Yanlış bir şey söylerim tedirginliğiyle çekinsem de yüzünde aniden beliren memnun gülümsemeyi yine garipsemiştim. "Aynı fikirde olmamıza sevindim." Elinde tuttuğu meyve suyundan bir yudum aldıktan sonra ayaklanarak düşünceli şekilde odada yavaş adımlarla sağa sola yürümeye başladı.

"Bana yardım edeceksin." Dedi aniden. Bir kaşımı kaldırarak ciddiyetini yokluyordum. Sonuçta ne kadar güçlerini kaybetse de o yine Loki'ydi. Grondal'ın her yerine acımasız gücüyle korku salan adamdı. Gururun ve kibirin beden bulmuş hâli olan Loki'nin benden yardım istemesi gülünçtü.

Aslında yardım istememişti. "Bana yardım edeceksin." Demişti. Bildiğin itiraz kabul etmeyecek bir tonda bana emir veriyordu. Yine öfkelendiğimi hissetsem de bunu görmezden gelmeye çalışıyordum. En azından gerçek amacını öğrenene kadar birkaç dakikalık rol yapabilirdim. "Ne yapmayı planlıyorsun?" dedim sesimi sakin tutmaya çalışarak. "Aklımda bir şeyler var."

"Tamam da ne var?" dedim. Gözleri bir süre yüzümde gezinirken yeniden konuştu. Melis de içeriye girerek yanıma oturdu. "Yazarı bulmam gerekiyor." "Kitabın yazarını mı?" Melis'in sorusuna başını olumlu anlamda sallamıştı.

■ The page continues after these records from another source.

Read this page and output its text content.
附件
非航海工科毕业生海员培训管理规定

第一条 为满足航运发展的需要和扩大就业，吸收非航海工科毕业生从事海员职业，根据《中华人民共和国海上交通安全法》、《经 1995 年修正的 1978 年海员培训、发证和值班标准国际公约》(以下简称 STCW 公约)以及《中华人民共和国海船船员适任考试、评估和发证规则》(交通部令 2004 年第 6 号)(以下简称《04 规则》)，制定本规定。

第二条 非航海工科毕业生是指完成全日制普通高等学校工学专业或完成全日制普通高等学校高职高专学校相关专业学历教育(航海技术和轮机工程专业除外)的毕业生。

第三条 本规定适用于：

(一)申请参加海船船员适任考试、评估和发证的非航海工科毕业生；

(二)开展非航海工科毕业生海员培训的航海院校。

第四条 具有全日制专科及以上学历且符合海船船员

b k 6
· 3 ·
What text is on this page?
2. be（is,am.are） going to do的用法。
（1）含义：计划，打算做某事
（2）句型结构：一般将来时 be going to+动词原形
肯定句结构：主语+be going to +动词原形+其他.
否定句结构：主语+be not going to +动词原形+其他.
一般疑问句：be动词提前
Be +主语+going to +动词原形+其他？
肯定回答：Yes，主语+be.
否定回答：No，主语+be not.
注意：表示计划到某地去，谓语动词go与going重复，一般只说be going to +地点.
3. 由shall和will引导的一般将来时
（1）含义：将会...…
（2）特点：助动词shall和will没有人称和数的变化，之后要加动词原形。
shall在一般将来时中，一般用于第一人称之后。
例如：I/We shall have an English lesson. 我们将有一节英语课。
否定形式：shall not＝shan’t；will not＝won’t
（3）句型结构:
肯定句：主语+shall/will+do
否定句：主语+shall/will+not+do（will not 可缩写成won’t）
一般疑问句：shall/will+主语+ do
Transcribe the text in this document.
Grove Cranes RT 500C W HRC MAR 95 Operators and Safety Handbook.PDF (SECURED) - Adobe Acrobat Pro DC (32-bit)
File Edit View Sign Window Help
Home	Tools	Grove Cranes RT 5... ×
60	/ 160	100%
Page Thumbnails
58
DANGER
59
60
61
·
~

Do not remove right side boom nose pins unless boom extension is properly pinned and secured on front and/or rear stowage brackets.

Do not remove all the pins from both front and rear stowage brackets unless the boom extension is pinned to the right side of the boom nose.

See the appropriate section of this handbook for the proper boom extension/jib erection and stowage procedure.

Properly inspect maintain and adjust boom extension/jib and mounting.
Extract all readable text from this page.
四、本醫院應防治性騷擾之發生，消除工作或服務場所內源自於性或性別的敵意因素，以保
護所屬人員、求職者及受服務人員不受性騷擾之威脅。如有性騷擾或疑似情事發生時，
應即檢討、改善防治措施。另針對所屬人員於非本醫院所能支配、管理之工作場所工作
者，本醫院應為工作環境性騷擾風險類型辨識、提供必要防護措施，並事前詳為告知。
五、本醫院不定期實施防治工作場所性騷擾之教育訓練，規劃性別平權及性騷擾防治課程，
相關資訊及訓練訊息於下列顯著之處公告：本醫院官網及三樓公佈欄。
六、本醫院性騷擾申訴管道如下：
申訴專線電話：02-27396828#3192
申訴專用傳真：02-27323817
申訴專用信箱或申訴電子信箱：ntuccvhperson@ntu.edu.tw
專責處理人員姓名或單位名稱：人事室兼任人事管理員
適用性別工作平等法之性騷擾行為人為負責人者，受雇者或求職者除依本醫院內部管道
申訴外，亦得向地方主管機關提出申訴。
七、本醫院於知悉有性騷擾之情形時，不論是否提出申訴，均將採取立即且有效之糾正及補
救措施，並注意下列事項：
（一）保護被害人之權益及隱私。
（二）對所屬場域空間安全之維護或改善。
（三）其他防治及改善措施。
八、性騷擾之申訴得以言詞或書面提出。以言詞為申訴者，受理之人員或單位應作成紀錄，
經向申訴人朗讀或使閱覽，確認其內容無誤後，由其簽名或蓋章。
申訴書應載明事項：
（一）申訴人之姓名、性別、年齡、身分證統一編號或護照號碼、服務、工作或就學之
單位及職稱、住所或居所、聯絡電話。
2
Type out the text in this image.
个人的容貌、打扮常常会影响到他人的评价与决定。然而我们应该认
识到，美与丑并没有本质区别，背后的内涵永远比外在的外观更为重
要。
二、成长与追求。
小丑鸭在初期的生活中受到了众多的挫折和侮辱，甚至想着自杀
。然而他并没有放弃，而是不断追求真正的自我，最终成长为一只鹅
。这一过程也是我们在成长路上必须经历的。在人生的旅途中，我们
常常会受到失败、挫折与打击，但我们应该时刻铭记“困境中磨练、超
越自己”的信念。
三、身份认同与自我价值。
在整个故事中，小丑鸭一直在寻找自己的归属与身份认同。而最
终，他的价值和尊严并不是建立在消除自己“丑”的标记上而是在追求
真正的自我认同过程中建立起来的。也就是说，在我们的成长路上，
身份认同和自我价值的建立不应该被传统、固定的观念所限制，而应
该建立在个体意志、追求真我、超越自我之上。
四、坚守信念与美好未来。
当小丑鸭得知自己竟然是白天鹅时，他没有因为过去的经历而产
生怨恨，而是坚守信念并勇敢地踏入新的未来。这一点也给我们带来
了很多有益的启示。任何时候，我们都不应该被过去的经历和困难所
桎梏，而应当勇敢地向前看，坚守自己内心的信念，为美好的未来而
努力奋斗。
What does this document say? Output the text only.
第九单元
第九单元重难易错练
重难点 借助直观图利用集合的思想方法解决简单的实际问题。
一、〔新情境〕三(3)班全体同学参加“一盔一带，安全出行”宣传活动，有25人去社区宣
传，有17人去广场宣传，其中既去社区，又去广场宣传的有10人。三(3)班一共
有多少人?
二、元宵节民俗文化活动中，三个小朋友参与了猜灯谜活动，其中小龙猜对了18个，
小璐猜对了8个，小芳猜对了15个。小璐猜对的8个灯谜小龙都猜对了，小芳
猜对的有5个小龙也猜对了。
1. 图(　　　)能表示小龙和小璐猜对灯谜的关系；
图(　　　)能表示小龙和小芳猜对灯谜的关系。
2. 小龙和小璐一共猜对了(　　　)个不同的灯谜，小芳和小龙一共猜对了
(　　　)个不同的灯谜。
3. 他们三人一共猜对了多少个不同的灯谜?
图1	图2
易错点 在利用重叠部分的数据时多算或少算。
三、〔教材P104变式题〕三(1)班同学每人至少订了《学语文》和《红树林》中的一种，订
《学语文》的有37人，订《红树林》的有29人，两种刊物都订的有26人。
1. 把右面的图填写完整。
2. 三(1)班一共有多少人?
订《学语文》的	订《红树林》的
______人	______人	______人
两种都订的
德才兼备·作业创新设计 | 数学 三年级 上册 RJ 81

"Bulup da ne yapacaksın?" Meraklı sesimle bana dönmüştü. "Olayları yeniden yazmaya ikna edeceğim." Kendinden emin sesiyle Melis'le ikimiz birbirimize bakmıştık. Aniden ikimizin de gülmesiyle kaşlarını çatmış garip şekilde bize bakıyordu. "Yazarı mı bulacaksın?" Melis'in kahkahaları arasında konuşmaya çalışırken Loki'nin yavaş yavaş öfkelendiğini görebiliyordum. "Evet." Dedi düz bir şekilde.

"Bak, biz sana inanmış olabiliriz ama herkes bizim kadar deli değil." Deyip ayağa kalkmıştım. Önünde durarak bunun imkansız olduğunu ona anlatmaya çalışıyordum. "Gidip yazara, bak ben senin yazdığın karakterim, yanlışlıkla bir okuyucun yüzünden dünyaya geldim, şimdi gitmem için senin kitaptaki olayları değiştirmen gerekiyor diyecek hâlin yok ya." Bu defa onun yüzüne memnun bir ifade yerleşti.

"Biliyor musun, tam da böyle söyleyeceğim. Ama önce hangi olay örgüsünün değiştiğine karar vermem gerekiyor. Bunun için de şunları bitirmeliyim tabii." Sona doğru yüzü memnuniyetsiz bir ifade alarak kitaplara bakmıştı.

"Sen iyice aklını kaçırdın. Dünyada işler öyle yürümüyor. Gidip öylece kiminse karşısına dikilemezsin. Akıl hastanesine mi yatırılmak istiyorsun?" Ben onu uyarmaya çalışırken o beni umursamadan az önce getirdiğim tosttan bir ısırık almıştı.

Doğrusu söylediklerimi pek umursadığını da sanmıyorum. "Bu ne?" dedi tostu incelerken.

"Tost, beğendin mi? Beliz yaptı." Melis'in bana bakmasıyla Loki'nin de gözleri bana kaymıştı. "Hep böyle şeyler mi yersiniz dünyada?" Loki'nin Melis'in sorusunu görmezden gelmesi gözümden kaçmamıştı. Ama şu an konumuz bu değildi.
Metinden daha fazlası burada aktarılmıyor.